Fortunately, Chelsea's midfield maestros are able to dazzle on their day with Hazard the current pick of the crop and playing, as Mourinho explained, with the right approach -- his approach. He said: "You can see the mentality is changing, you can see that with the way Hazard is playing; he isn't dribbling from left to right or right to left anymore, he is attacking defenders, trying to score and trying to give the last ball. He's always in the game, you can say on Wednesday he was better, but not much better. He was fantastic again, the way he was changing speed with people trying to tackle him from behind, but we have to kill opponents when they are there to be killed."
Attacking, or "killing" as Jose refers to it, is one thing; defence another. Such is the focus on the bluntness of the Blues' strike force that the deficiencies of an increasingly porous back line, and the defensive midfield there to supposedly to shield them, are persistently overlooked. So far this season, Chelsea have conceded 17 league goals in 15 games, already two more than in the whole of the 2004-05 season -- Mourinho's first at the club.

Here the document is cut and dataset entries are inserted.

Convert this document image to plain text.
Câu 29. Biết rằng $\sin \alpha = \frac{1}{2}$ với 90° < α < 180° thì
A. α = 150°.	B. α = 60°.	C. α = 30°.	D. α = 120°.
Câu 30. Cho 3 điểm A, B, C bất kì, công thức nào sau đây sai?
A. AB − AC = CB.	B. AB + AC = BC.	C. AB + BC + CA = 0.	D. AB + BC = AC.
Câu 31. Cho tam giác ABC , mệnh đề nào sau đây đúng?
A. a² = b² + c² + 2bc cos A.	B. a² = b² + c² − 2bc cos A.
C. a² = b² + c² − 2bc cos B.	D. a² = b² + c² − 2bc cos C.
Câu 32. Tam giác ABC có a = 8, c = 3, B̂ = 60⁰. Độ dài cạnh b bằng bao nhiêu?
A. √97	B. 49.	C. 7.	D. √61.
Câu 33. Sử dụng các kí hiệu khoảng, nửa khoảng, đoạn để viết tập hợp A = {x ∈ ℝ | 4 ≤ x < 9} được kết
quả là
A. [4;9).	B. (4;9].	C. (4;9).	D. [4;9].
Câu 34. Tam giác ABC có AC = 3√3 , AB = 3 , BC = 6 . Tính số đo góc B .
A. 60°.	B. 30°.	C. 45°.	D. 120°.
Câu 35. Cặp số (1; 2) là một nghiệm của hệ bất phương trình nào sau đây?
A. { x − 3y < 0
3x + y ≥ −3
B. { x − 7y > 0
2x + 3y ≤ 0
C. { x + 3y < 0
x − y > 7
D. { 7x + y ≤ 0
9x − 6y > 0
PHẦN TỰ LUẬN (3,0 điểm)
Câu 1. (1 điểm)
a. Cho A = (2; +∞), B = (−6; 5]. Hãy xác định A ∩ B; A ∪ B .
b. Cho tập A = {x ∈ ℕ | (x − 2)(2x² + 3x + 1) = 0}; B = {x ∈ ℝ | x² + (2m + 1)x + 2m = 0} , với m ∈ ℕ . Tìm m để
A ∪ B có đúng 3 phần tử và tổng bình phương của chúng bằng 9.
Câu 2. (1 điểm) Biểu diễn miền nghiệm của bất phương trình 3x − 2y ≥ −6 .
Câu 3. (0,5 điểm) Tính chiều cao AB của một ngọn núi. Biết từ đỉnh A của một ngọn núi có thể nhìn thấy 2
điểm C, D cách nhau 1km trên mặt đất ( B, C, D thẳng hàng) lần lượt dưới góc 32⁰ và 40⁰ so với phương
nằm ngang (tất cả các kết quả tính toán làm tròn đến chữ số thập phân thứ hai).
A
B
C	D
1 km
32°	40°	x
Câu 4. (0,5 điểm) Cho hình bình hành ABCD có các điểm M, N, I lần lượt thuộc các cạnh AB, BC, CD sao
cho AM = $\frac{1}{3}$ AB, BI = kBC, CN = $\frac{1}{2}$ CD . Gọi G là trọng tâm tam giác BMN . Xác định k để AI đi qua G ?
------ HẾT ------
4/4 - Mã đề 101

On Saturday, sounding anything but "special," he was asked what the difference was between his successful first spell in charge at Stamford Bridge and now. "A few very important differences," he stated, somewhat vaguely, before phlegmatically adding: "But I have the squad I have and I have to try to get the best out of them."
At the start of the season, Chelsea's back line looked compact and robust. Ashley Cole at left-back, Branislav Ivanovic at right-back and John Terry paired with Gary Cahill in central defence. Unfortunately, things started going awry for Mourinho, firstly when David Luiz was brought into the side at the expense of Cahill, and subsequently when Cole was deemed to be out of form and then picked up an injury. In spite of Cole's return to fitness, the Blues manager has persisted playing Cesar Azpilicueta out of position at left-back when perhaps he might have played him on the right in place of Ivanovic, who has turned in some pedestrian performances of late.
A stable back four that play together week in and week out in their right positions has always formed the basis for teams to be successful -- Mourinho knows this. It's been a part of his blueprint in the past, yet now there is a Claudio Ranieri-esque tinkering element to his team selection that continues to beg more questions than it provides answers.
Right now, Jose Mourinho seems to be very adept at diagnosing the problems with his team, but browbeaten when it comes to remedying them. His nonchalant, shoulder-shrugging "we are in trouble" comment made to the media on Saturday will not breed confidence with those Chelsea supporters who welcomed him back to Stamford Bridge as the returning messiah.
If the Blues continue to struggle for consistency of form many will begin to wonder whether Mourinho really is that "special" anymore.